Use Cases


Health is sensitive and demands the highest standards of data and algorithmic safety, privacy and makes extensive use of federated inference and learning strategies. In this genome medicine use case, we will focus on genomic data and their integration with medical records and outcomes. This choice is motivated by emerging large-scale data resources and initiatives to integrate genome data and associated omics data modalities across Europe. Pertinent examples include the 1+ Million Genomes Initiative that seeks to connect genome data from European Citizens to deliver improved health care in rare disease, oncology and infectious disease. EMBL is operating the European Genome-Phenome Archive (EGA, which is undergoing a transition towards a federated data model, which is serving as a key technology to underpin genome data sharing in Europe. At least five European countries are expected to join the federation model by 2022. This use case will deliver standards and establish proof of concept implementations to allow for federated data analytics for genome medicine.
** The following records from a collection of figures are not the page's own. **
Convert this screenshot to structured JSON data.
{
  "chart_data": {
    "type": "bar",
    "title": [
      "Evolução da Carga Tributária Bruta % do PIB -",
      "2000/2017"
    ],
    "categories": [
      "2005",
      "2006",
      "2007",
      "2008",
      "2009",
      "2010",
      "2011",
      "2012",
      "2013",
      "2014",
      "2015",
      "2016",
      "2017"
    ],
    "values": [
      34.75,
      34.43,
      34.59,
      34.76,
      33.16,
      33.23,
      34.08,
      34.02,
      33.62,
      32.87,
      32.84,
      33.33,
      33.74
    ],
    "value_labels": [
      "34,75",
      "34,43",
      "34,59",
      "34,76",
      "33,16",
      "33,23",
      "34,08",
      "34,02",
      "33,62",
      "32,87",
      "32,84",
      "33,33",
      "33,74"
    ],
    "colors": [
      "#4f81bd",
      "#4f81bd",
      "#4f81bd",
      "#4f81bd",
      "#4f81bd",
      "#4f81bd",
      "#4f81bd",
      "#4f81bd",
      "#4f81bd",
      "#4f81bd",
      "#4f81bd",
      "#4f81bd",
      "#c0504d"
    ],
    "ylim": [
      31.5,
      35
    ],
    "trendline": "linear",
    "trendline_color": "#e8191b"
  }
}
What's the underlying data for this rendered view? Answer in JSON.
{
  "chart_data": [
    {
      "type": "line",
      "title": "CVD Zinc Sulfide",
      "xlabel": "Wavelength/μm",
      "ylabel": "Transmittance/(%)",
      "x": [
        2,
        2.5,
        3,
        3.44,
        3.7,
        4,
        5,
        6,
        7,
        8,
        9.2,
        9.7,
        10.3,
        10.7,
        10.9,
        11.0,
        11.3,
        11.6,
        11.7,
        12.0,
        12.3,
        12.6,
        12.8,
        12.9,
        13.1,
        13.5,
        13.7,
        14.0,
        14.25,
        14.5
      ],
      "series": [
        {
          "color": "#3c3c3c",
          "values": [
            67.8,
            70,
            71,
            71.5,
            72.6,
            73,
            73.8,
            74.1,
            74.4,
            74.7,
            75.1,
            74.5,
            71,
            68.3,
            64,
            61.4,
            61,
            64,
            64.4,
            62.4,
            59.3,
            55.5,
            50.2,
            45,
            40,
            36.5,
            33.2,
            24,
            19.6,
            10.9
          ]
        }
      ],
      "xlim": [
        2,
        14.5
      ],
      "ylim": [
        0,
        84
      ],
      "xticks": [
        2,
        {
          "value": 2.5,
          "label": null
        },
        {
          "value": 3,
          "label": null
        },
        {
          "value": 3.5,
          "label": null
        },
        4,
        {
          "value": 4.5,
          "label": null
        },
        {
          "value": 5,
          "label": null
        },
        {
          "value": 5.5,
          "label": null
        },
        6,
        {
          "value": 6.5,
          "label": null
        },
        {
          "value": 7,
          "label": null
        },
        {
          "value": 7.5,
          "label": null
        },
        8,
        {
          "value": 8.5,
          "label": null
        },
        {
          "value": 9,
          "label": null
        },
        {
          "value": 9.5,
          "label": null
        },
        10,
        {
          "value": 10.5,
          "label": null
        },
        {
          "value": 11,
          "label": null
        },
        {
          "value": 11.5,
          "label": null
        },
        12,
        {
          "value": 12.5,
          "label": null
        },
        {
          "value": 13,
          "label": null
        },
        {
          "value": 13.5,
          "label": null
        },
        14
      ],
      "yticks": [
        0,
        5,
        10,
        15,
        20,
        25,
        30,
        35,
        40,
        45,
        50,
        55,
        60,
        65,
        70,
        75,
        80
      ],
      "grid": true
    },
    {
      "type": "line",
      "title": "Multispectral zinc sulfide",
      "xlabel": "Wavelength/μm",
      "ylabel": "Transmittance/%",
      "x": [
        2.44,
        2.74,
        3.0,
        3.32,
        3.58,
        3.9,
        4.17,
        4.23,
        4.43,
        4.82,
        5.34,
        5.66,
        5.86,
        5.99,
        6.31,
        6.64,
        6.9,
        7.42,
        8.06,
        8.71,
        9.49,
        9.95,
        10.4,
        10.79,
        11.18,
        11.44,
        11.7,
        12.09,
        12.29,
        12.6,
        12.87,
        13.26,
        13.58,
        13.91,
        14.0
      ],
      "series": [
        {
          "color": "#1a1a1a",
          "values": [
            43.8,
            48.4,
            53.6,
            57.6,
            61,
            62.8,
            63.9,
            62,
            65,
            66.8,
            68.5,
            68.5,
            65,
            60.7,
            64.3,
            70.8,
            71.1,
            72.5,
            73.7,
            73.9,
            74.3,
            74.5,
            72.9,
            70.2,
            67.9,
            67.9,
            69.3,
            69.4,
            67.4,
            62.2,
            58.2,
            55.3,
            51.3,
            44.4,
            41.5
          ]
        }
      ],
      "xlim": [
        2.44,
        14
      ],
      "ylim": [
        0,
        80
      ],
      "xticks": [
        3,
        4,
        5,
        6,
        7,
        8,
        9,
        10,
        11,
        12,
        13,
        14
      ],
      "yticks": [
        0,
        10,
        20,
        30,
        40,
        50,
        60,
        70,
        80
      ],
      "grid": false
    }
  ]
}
Autonomous vehicles are safety-critical systems operating in a widely complex open world; as such, they must not only deliver excellent performance in their operational design domain (ODD), but also be provably robust to all unexpected inputs caused by adversarial attacks, extreme weather conditions, changes of operation domains or rare but potentially catastrophic driving situations. We aim at developing testbeds to assess the robustness of driving perception models, so that it can be statistically proven. Relying on existing (possibly, augmented) or new datasets if suited, benchmarks with associated baselines will be set up to address the following safety-centered challenges: a) calibration of models’ outputs and estimation of their uncertainty; b) detection of out-of-domain inputs (either at scene or object level); c) assessment of gradual domain shifts away from the intended ODD.


Large scale deployment of robot systems in outdoor, industrial and domestic settings relies on safe and certifiable robustness; the ability to represent, abstract and transfer acquired knowledge through continuous learning; and doing this autonomously and/or with human-inthe-loop decision making. Human-in-the-loop enables efficient abstraction and transfer of knowledge, but it requires robust and reliable interaction that respects privacy. Training data based on human examples used in learning by demonstration scenarios need to ensure no private data are used or transferred. We will use and extend large-scale public datasets: a) AnDyDataset (, a dataset of industrial human activities to ensure that privacy is preserved; b) the KIT Whole-Body Human Motion Database (, for learning whole-body manipulation tasks from multimodal human observation and their transfer to robots with different morphologies and include NLP interaction and c) RoboNet (, an open database for sharing robotic experiences, to study privacy and federated learning.


Thanks to the power of deep learning techniques and novel architectures, images produced with generative networks are becoming increasingly realistic, enabling the creation of Deepfakes and helping to spread misinformation in media footage. While in the past few years generated images contained artefacts, today’s results are way less recognizable from a purely perceptive point of view. The use case will investigate novel ways of understanding and detecting fake data, through new machine learning approaches capable of mixing (a) syntactic/perceptive analysis, (b) semantic analysis and (c) human oversight analysis. While in the first scenario the approaches should work at a low level, evaluating the realism of pixels, shadows and textures, in the second scenario they shall evaluate the probability to have in a given context a given object, scene or action. This will also be carried out by mixing different media sources, e.g. by correlating visual and textual data. Finally, developed algorithms should benefit from human oversight by design, by enabling domain experts to validate and improve results in a human-in-the-loop fashion. The use case will be based on available initiatives to detect Deepfakes and misinformation scenarios, and will foster the creation of new datasets for misinformation detection.


Keeping end-user devices safe is a daunting and challenging task, as malware spreads across every kind of operating system. To cope with such an enormous amount of data, many anti-malware solutions are empowered by machine learning and data-driven AI algorithms. However, such algorithms fail to generalize well outside their training data distribution. The problem is exacerbated as (i) malware developers constantly manipulate their malicious samples to bypass detection and (ii) it is difficult to interpret the decisions of AI models and, consequently, their failure cases and how to mitigate them. To cope with these issues, AI models are frequently retrained on past and newly-collected data, demanding constant human intervention and dedicated resources. In this use case, we aim to overcome this problem by automating the process of building and deploying AI-based malware detection systems that can be maintained with less effort, and react more promptly to novel threats. We will base the use case on a continuous data collection via publicly-available sources (e.g., AndroZoo, VirusTotal, and VirusShare).


Automatically managing the information of document workflows is a core aspect of business intelligence and process automation. Reasoning over the information extracted from documents fuels subsequent decision-making processes that can directly affect humans, especially in sectors such as finance, legal or insurance. At the same time, documents tend to contain private information, restricting access to them during training. This use case seeks to explore methods for training large-scale models over private and widely distributed data. Specifically, we will explore novel techniques for training privacy-preserving document visual question answering systems over private data. We will base our benchmarks on repurposed large scale annotated datasets such as IIT-CDIP (Lewis et al., 2006), FUNSD (Jaume et al., 2019) and DocVQA (Mathew et al., 2021).